Can we make the system faster?
- The death penalty is irreversible. The process is longer because a life is on the line. Many of the extra procedures are legally required to reduce the risk of mistakes. And even these are not enough – at least 155 people have been exonerated from death row after waiting years or decades for the truth to come out. Streamlining the process would virtually guarantee the execution of an innocent person.
- Even states with the fewest protections and a faster process take years or decades to carry out an execution. In Texas, for example, there are people on death row who have been there for over two decades.
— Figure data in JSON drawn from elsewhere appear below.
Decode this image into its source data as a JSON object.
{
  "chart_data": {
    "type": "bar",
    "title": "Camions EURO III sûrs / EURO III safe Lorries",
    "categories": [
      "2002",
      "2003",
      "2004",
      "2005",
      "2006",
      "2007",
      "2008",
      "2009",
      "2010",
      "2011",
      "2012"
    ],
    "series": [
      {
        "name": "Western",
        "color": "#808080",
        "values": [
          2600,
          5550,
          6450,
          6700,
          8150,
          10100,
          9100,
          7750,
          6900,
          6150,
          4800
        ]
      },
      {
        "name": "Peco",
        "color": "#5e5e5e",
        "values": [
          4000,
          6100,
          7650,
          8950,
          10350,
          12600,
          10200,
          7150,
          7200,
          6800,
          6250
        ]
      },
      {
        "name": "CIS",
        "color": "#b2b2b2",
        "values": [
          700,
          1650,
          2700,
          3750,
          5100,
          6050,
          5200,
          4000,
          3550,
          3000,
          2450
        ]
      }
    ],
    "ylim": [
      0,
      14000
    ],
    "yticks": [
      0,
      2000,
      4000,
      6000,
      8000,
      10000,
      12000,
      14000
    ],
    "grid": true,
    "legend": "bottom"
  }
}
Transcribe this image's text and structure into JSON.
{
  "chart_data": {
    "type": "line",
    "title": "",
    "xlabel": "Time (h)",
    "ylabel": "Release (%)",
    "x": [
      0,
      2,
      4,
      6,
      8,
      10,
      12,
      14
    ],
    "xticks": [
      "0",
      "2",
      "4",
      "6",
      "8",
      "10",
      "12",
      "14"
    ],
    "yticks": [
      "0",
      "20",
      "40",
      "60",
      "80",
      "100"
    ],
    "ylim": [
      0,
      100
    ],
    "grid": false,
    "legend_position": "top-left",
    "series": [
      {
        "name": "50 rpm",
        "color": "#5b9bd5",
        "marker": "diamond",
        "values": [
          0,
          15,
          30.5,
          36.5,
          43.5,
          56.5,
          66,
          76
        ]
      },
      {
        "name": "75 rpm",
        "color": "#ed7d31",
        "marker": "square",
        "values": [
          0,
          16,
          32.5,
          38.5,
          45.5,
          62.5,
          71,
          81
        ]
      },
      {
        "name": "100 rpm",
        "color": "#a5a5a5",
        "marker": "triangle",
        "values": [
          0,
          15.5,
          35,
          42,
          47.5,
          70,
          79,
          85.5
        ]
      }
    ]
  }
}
In their own words: More stories of a broken system
- ”Nearly eight years since the jury delivered the verdict of death, I am still forced to focus on my mother’s killer. If the killer were given life without parole, and I mean a true life sentence, I would not be here. I would not be forced to discuss the killer and the verdict and the ways in which my life has been affected. Each court date, each appeal, each write-up in the newspaper, revisiting and revisiting the pain, each event keeping me that much further from the curative process I and my family so greatly deserve.” – Sandra Place, whose mother, Mildred, was murdered
- “If we are serious about helping surviving victims — all of us — we need to see the bigger picture. The bigger picture is that the death penalty is given in fewer than 1 percent of cases, yet it sucks up millions and millions of dollars that could be put toward crime prevention or victims’ services. What I wouldn’t give for a tiny slice of those millions to give my grieving daughters some professional help to process the death of their brother.” – Victoria Coward, whose son, Tyler, was murdered in 2007
- “Capital appeals go on for decades after the initial trial. Most cases are reversed at some point, placing victims’ families in limbo. With each court decision, the murderer’s name is splashed across the headlines while the family waits helplessly for the next ruling, wondering when the sentence will finally be carried out… The pain of this emotional roller coaster can be astonishing in its magnitude. Where are the victims in this process? How are they served?” – Vicki Schieber, whose daughter, Shannon, was murdered
- “The sad reality is that the death penalty handcuffs the surviving families of homicide victims to decades of legal procedures. In the end, the vast majority are re-sentenced to life without parole, which could have been sought at trial.” – Vivian Penda, whose son, Dennis, was murdered
- “The criminal justice system is hard enough on survivors. When the death penalty is added to the process, the survivor’s connection to the system becomes a long-term and often multi-decade nightmare that almost never ends in the promised result. I have watched too many families go through this over the years to believe that there is any way to make the system work better.” – Kathy Garcia, trauma expert , victims’ advocate, and aunt of a murder victim
We’ve learned a lot about the death penalty in the last 40 years — and those lessons have meant pain and suffering for the families whose loved ones have been murdered. What was supposed to provide comfort to victims has become a colossal failure that has prolonged their pain. Isn’t it time to say enough is enough?